Her face reflected both concern and warmth. “I’m glad you feel so comfortable with me that you can share these things.”
“Yeah, well, it’s something new for me. Admitting weakness.”
“It’s not weakness, Jake. It’s simply being honest and open. Let’s deal with it in small bites, starting with your legal case. It’s putting a huge amount of pressure on you, and that’s detrimental to your condition.”
“I don’t see the relationship.”
A nurse poked her head inside the door, saw us, and left again. Maybe they needed the room for a paying customer, not a freeloading volunteer in an experimental study.

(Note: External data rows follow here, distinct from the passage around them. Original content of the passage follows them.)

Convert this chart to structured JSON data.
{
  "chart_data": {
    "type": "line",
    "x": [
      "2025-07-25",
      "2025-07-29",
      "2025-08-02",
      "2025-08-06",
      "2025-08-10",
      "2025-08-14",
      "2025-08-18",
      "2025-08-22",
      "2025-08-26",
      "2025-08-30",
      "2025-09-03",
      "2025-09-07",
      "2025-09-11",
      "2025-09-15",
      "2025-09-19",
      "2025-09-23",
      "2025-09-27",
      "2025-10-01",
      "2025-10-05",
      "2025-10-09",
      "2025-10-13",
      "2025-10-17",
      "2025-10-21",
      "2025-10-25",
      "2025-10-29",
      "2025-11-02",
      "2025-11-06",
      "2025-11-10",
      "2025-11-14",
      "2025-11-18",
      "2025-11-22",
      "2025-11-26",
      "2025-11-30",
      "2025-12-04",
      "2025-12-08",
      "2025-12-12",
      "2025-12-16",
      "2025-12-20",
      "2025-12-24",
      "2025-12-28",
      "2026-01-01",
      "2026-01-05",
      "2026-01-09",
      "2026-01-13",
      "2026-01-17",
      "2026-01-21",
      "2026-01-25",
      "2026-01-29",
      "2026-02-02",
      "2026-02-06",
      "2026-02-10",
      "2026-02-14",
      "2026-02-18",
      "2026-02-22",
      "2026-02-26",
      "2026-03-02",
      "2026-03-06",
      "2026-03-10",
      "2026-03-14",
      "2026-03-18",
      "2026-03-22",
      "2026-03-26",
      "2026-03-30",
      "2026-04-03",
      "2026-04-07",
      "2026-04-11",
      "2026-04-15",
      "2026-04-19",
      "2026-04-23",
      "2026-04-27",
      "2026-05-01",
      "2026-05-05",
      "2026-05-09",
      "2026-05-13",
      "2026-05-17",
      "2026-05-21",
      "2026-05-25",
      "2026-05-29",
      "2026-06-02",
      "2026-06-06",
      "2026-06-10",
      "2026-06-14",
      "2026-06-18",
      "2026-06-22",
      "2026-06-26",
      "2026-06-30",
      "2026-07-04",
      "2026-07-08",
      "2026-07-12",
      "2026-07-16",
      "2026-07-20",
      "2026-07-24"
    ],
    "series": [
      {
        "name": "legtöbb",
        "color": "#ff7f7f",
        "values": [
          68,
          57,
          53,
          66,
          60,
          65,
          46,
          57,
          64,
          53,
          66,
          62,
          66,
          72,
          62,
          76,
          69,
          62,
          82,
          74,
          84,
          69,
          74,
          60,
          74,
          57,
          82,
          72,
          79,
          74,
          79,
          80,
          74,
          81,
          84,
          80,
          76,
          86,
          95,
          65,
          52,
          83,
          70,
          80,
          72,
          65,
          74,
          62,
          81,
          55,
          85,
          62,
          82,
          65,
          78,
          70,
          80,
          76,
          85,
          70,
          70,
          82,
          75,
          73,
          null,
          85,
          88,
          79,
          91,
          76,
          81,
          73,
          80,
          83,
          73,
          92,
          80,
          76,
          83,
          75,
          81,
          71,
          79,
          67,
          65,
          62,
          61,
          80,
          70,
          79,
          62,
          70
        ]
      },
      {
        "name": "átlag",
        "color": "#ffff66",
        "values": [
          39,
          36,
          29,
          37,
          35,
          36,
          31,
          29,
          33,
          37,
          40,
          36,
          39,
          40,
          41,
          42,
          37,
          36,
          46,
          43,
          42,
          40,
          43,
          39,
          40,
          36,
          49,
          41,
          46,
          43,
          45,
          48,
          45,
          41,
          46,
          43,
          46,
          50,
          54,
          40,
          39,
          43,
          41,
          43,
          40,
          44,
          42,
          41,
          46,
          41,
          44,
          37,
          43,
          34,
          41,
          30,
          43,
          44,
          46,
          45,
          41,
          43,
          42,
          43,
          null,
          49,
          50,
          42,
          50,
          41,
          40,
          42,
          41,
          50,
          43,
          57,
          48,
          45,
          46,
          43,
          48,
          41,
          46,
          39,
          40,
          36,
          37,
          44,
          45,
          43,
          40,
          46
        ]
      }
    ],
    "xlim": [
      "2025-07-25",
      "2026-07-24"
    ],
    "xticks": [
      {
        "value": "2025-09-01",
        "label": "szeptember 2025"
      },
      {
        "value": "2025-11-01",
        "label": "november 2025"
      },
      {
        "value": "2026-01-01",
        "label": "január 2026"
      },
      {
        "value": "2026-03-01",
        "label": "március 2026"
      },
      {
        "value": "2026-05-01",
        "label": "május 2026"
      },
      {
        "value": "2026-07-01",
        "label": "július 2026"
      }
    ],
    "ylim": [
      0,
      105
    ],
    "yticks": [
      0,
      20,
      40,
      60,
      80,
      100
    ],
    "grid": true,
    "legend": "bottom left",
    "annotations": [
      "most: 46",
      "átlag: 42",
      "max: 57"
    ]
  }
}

“You’re like the Titanic,” Melissa said.
“How?”
“The Titanic wasn’t sunk by an iceberg.”
“Sure it was.”
“Not an iceberg alone. There was a smoldering fire in one of the coal bunkers below the waterline. The fire started even before the Titanic left Southampton.”
“But the ship hit an iceberg. Everybody knows that.”
“Right. By total chance, the iceberg’s impact was directly on the area of the hull that had been weakened by the fire. Without that, the hull likely would have held.”
“Your point being . . .”
“Reduce the number of things in your life that can add up to hurt you. Let’s put out the small fires and focus on the iceberg. And maybe on the good things, too.”
She watched, waiting for me to respond. “You’re in my life. And that’s good. Huge. Bigger than any damn iceberg.” She smiled warmly. “Yesterday at South Pointe, you said your mind wandered to thoughts of me during the day. You said you cared deeply for me. I said the same about you.”
“Sure. I remember.”
“How deeply do you care?” she asked.
“How deep is the ocean? How high is the sky?”
“Try not to be cute, okay? Be real.”
“I mean it.”
“Right after you said you cared, you said, ‘But . . .’ And left it hanging there. Left me hanging there.”
“But what?”
“That’s what I’m asking, Jake.”
“But . . .” I repeated. Women, I have long believed, remember everything you say. Perhaps they also remember everything you almost said.